3.3 Limitations of the planned study
The use of online data without an interviewer present for the majority of the sample assumes that respondents are willing to concentrate and engage in the study. The recruitment company chosen for the study has a recruitment and reward approach which mitigates against some common concerns around use of commercial online recruitment. In addition, quality control procedures should help to ensure only genuine responses are included. Although quota sampling will be used to ensure representation on observable characteristics such as education and age, it is acknowledged that recruitment through commercial marketing companies, and volunteering to participate in academic research, may not capture all social groups.
Limitations of the PTO design were discussed in Section 2.1.3. Where possible we have aimed to counter these limitations (e.g. random ordering of questions to address the risk of ordering effects, holding the least preferred group at 100 and offering iterative questions up to 1 versus 100 patients to identify extreme preferences versus lack of willingness to trade and limit the likely skew of the data) and incorporate a means to explore those potential limitations (e.g. comparison of PTO to attitudinal questions to help draw the distinction between respondent views on distributional principles versus preferences when faced with choice based questions involving numbers of patients).
The study is limited to collecting data in Australia therefore may not be generalisable to other countries.
4. Conclusion
This study should provide valuable information to health care decision makers on the Australian public views of assigning additional weight to health gains for young people. It will also contribute to available evidence on the reasoning of respondents and to a better understanding of the use of PTO surveys to elicit health care preferences.
Supporting information
S1 Table. Maximum sampling quotas for the ORU online sample.
https://doi.org/10.1371/journal.pone.0302886.s001
(DOCX)
S2 Table.

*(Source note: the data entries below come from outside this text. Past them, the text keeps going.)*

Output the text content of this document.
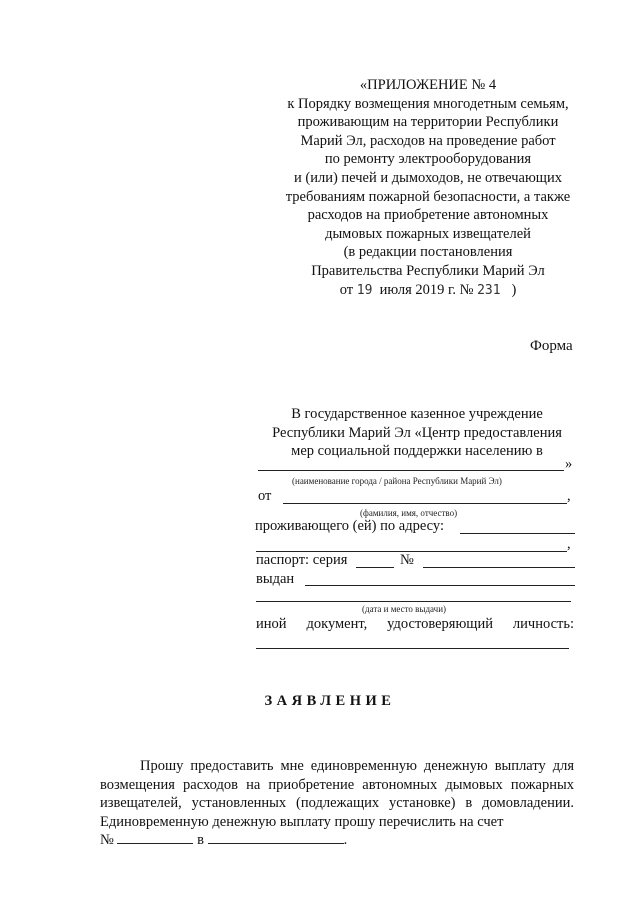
«ПРИЛОЖЕНИЕ № 4
к Порядку возмещения многодетным семьям,
проживающим на территории Республики
Марий Эл, расходов на проведение работ
по ремонту электрооборудования
и (или) печей и дымоходов, не отвечающих
требованиям пожарной безопасности, а также
расходов на приобретение автономных
дымовых пожарных извещателей
(в редакции постановления
Правительства Республики Марий Эл
от 19 июля 2019 г. № 231 )
Форма
В государственное казенное учреждение
Республики Марий Эл «Центр предоставления
мер социальной поддержки населению в
»
(наименование города / района Республики Марий Эл)
от	,
(фамилия, имя, отчество)
проживающего (ей) по адресу:
,
паспорт: серия	№
выдан
(дата и место выдачи)
иной документ, удостоверяющий личность:
ЗАЯВЛЕНИЕ

Прошу предоставить мне единовременную денежную выплату для возмещения расходов на приобретение автономных дымовых пожарных извещателей, установленных (подлежащих установке) в домовладении. Единовременную денежную выплату прошу перечислить на счет

№	в	.
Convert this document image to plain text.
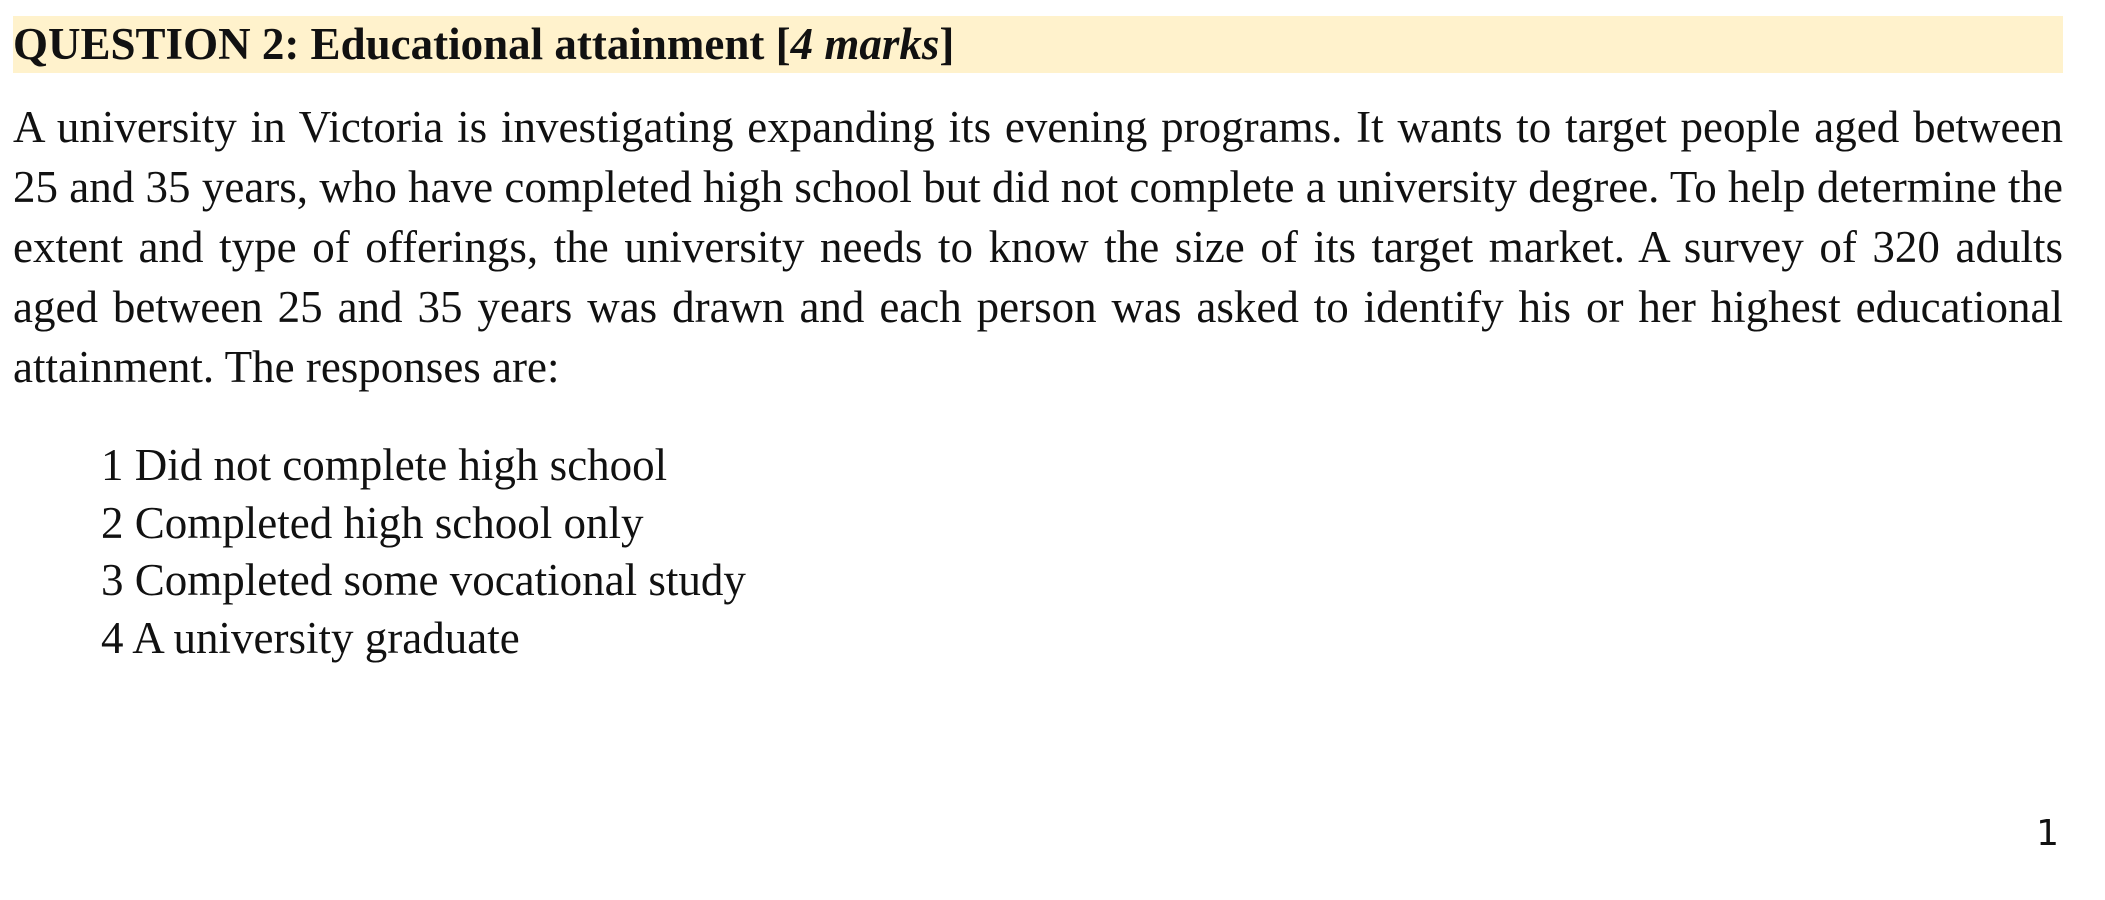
QUESTION 2: Educational attainment [4 marks]
A university in Victoria is investigating expanding its evening programs. It wants to target people aged between 25 and 35 years, who have completed high school but did not complete a university degree. To help determine the extent and type of offerings, the university needs to know the size of its target market. A survey of 320 adults aged between 25 and 35 years was drawn and each person was asked to identify his or her highest educational attainment. The responses are:
1 Did not complete high school
2 Completed high school only
3 Completed some vocational study
4 A university graduate
1
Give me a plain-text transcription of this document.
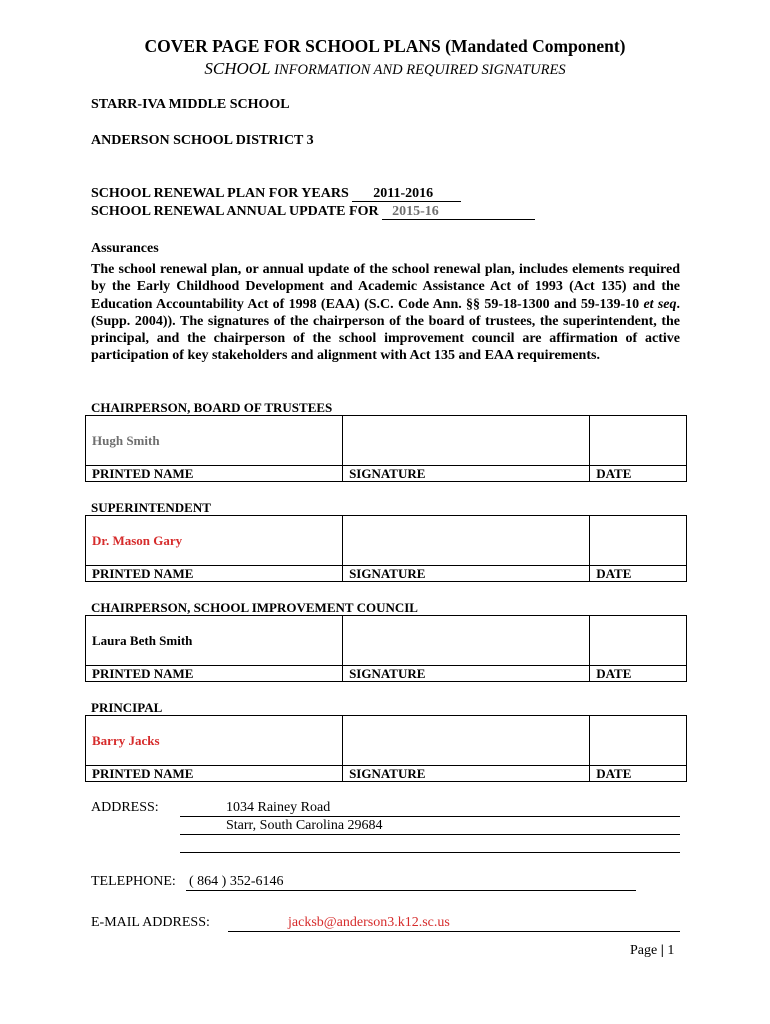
COVER PAGE FOR SCHOOL PLANS (Mandated Component)
SCHOOL INFORMATION AND REQUIRED SIGNATURES
STARR-IVA MIDDLE SCHOOL
ANDERSON SCHOOL DISTRICT 3
SCHOOL RENEWAL PLAN FOR YEARS 2011-2016
SCHOOL RENEWAL ANNUAL UPDATE FOR 2015-16
Assurances

The school renewal plan, or annual update of the school renewal plan, includes elements required by the Early Childhood Development and Academic Assistance Act of 1993 (Act 135) and the Education Accountability Act of 1998 (EAA) (S.C. Code Ann. §§ 59-18-1300 and 59-139-10 et seq. (Supp. 2004)). The signatures of the chairperson of the board of trustees, the superintendent, the principal, and the chairperson of the school improvement council are affirmation of active participation of key stakeholders and alignment with Act 135 and EAA requirements.

CHAIRPERSON, BOARD OF TRUSTEES
Hugh Smith		
PRINTED NAME	SIGNATURE	DATE
SUPERINTENDENT
Dr. Mason Gary		
PRINTED NAME	SIGNATURE	DATE
CHAIRPERSON, SCHOOL IMPROVEMENT COUNCIL
Laura Beth Smith		
PRINTED NAME	SIGNATURE	DATE
PRINCIPAL
Barry Jacks		
PRINTED NAME	SIGNATURE	DATE
ADDRESS:	1034 Rainey Road
Starr, South Carolina 29684
TELEPHONE: ( 864 ) 352-6146
E-MAIL ADDRESS:	jacksb@anderson3.k12.sc.us
Page | 1
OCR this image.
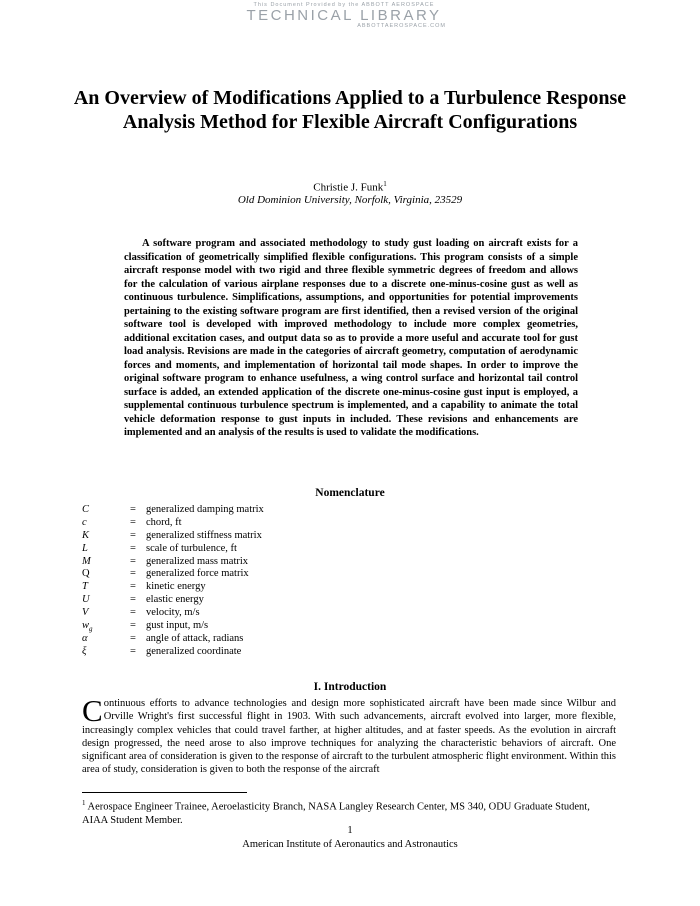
This Document Provided by the ABBOTT AEROSPACE
TECHNICAL LIBRARY
ABBOTTAEROSPACE.COM
An Overview of Modifications Applied to a Turbulence Response Analysis Method for Flexible Aircraft Configurations
Christie J. Funk$^1$
Old Dominion University, Norfolk, Virginia, 23529

A software program and associated methodology to study gust loading on aircraft exists for a classification of geometrically simplified flexible configurations. This program consists of a simple aircraft response model with two rigid and three flexible symmetric degrees of freedom and allows for the calculation of various airplane responses due to a discrete one-minus-cosine gust as well as continuous turbulence. Simplifications, assumptions, and opportunities for potential improvements pertaining to the existing software program are first identified, then a revised version of the original software tool is developed with improved methodology to include more complex geometries, additional excitation cases, and output data so as to provide a more useful and accurate tool for gust load analysis. Revisions are made in the categories of aircraft geometry, computation of aerodynamic forces and moments, and implementation of horizontal tail mode shapes. In order to improve the original software program to enhance usefulness, a wing control surface and horizontal tail control surface is added, an extended application of the discrete one-minus-cosine gust input is employed, a supplemental continuous turbulence spectrum is implemented, and a capability to animate the total vehicle deformation response to gust inputs in included. These revisions and enhancements are implemented and an analysis of the results is used to validate the modifications.

Nomenclature
C	= generalized damping matrix
c	= chord, ft
K	= generalized stiffness matrix
L	= scale of turbulence, ft
M	= generalized mass matrix
Q	= generalized force matrix
T	= kinetic energy
U	= elastic energy
V	= velocity, m/s
$w_g$	= gust input, m/s
α	= angle of attack, radians
ξ	= generalized coordinate
I. Introduction

Continuous efforts to advance technologies and design more sophisticated aircraft have been made since Wilbur and Orville Wright's first successful flight in 1903. With such advancements, aircraft evolved into larger, more flexible, increasingly complex vehicles that could travel farther, at higher altitudes, and at faster speeds. As the evolution in aircraft design progressed, the need arose to also improve techniques for analyzing the characteristic behaviors of aircraft. One significant area of consideration is given to the response of aircraft to the turbulent atmospheric flight environment. Within this area of study, consideration is given to both the response of the aircraft

$^1$ Aerospace Engineer Trainee, Aeroelasticity Branch, NASA Langley Research Center, MS 340, ODU Graduate Student, AIAA Student Member.

1
American Institute of Aeronautics and Astronautics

Issues raised with the survey pilots and how they were addressed.
https://doi.org/10.1371/journal.pone.0302886.s002
(DOCX)
S4 Table. Comparison of forced versus unforced choice by health context and age comparison.
https://doi.org/10.1371/journal.pone.0302886.s004
(DOCX)
S1 File. Analysis steps adopting a thematic approach.
https://doi.org/10.1371/journal.pone.0302886.s005
(DOCX)
S3 File. Interview protocol and risk management.
https://doi.org/10.1371/journal.pone.0302886.s007
(DOCX)
Acknowledgments
The authors wish to acknowledge with thanks helpful feedback and advice received on the conception and design of this study by QUOKKA’s two principal advisory groups: our Decision Makers’ Panel and our Consumer Advisory Group. We are also grateful to the Commonwealth Department of Health, Australia, for valuable guidance to the QUOKKA research program. We are also grateful to Lea Kevin-Tidis who provided administrative support and liaison. We would also like to thank colleagues, friends and family who gave up their time to complete pilot interviews and surveys.
Koonal Shah is an employee of the National Institute for Health and Care Excellence. However, the views expressed in this paper are not necessarily the views of the National Institute for Health and Care Excellence.